The Town of Shrewsbury has completed the pilot testing of two different technologies for the removal of hexavalent chromium. Ion exchange and biological filtration were tested during the piloting program. Ion exchange was determined to be the preferable option, however, neither technology could reduce the low levels of hexavalent chromium to non-detect. The Water and Sewer Division will continue to monitor the levels of hexavalent chromium in the drinking water. Please follow the links below for more information.
Director of Public Works, Jeffrey Howland, P.E., and Water and Sewer Superintendent, Dan Rowley developed an abstract of the findings of the pilot study report that can be found by following this link.
A draft of the full report has been completed and the executive summary can be found by following this link.
A presentation of the hexavalent chromium piloting project was presented at the March 22, 2022, Board of Selectmen's Meeting. Please watch the video below of the meeting.
More Information About Hexavalent Chromium
As part of required EPA testing for all water systems serving 10,000 or more people in the United States, the Shrewsbury Water Department conducted UCMR-2 (Unregulated Contaminants Monitoring Rule Round 2) testing in 2013-2014.
Hexavalent Chromium Molecule
Detecting Hexavalent Chromium
A wide range of substances were tested, hexavalent chromium also known as Chromium-6 was included on the list. Our system registered results between 3-4 parts per billion (ppb) well under the EPA and MassDEP Departments standard of 100 ppb for total chromium which adds together trivalent chromium (Chromium-3) and hexavalent chromium (Chromium-6).
A report came out in 2015 by the Environmental Working Group (EWG) an environmental lobbying group out of Washington, DC headed by activist Ken Cook. This report using the EPA and State databases listed Danvers, Shrewsbury, and a third community on Cape Cod as the three highest in the State for hexavalent chromium.
The Town through the Board of Selectmen took a proactive approach, which continues today to track down the source, to see what wells were affected, identify the feasibility of treatment methods and other alternatives. Since no New England laboratories are able to test for hexavalent chromium to the low levels that were required, we contacted the laboratory used by the EPA for the UCMR-2 testing, Eurofins in California to run our samples. We identified three wells, Home Farm 6-1, 6-3 and 6-4 out of eight wells as having low levels in their supplies.
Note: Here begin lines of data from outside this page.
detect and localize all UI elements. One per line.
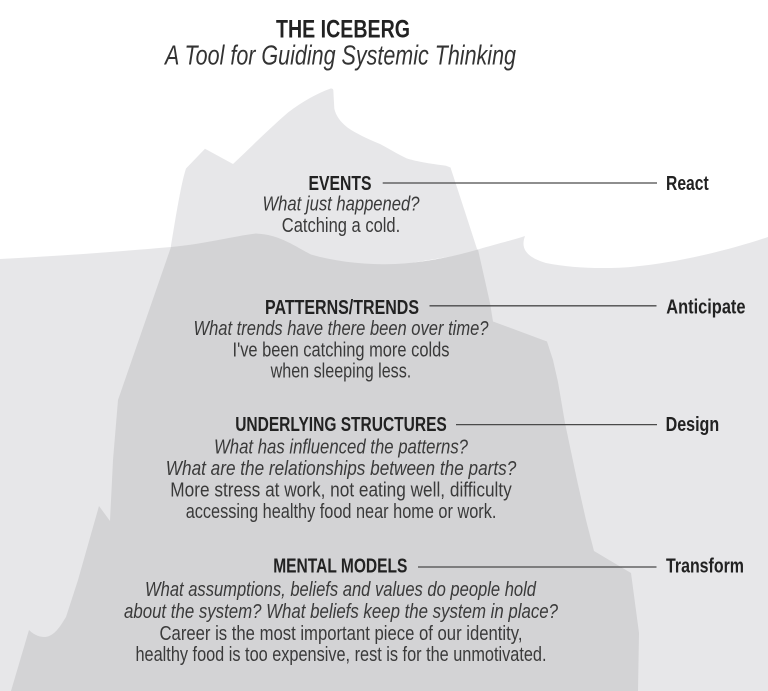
svg-text:Transform: Transform [666,556,744,578]
svg-text:Anticipate: Anticipate [666,296,745,318]
svg-text:EVENTS: EVENTS [309,173,372,195]
svg-text:I've been catching more colds: I've been catching more colds [233,340,450,362]
svg-text:accessing healthy food near ho: accessing healthy food near home or work… [186,501,497,523]
svg-text:Design: Design [666,414,720,436]
svg-text:What trends have there been ov: What trends have there been over time? [194,318,490,340]
svg-text:What has influenced the patter: What has influenced the patterns? [214,437,469,459]
svg-text:PATTERNS/TRENDS: PATTERNS/TRENDS [265,297,419,319]
svg-text:Catching a cold.: Catching a cold. [282,215,400,237]
svg-text:A Tool for Guiding Systemic Th: A Tool for Guiding Systemic Thinking [163,39,516,70]
svg-text:Career is the most important p: Career is the most important piece of ou… [160,623,523,645]
svg-text:UNDERLYING STRUCTURES: UNDERLYING STRUCTURES [235,414,447,436]
svg-text:MENTAL MODELS: MENTAL MODELS [273,556,407,578]
svg-text:What are the relationships bet: What are the relationships between the p… [166,458,517,480]
svg-text:when sleeping less.: when sleeping less. [270,361,412,383]
svg-text:React: React [666,173,709,195]
svg-text:What assumptions, beliefs and: What assumptions, beliefs and values do … [145,579,537,601]
svg-text:More stress at work, not eatin: More stress at work, not eating well, di… [170,479,512,501]
svg-text:about the system? What beliefs: about the system? What beliefs keep the … [124,601,559,623]
svg-text:healthy food is too expensive,: healthy food is too expensive, rest is f… [136,644,547,666]
svg-text:What just happened?: What just happened? [263,193,421,215]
Treating Hexavalent Chromium
The Town plans to closely monitor the levels of hexavalent chromium and PFAS in all wells on a quarterly basis. Based on this information, the eight different wells will be utilized in the best manner possible in an effort to minimize the hexavalent chromium and PFAS levels in the water entering entering the distribution system. The latest reading for finished water for hexavalent chromium was 6.4 ppb on March 30, 2022.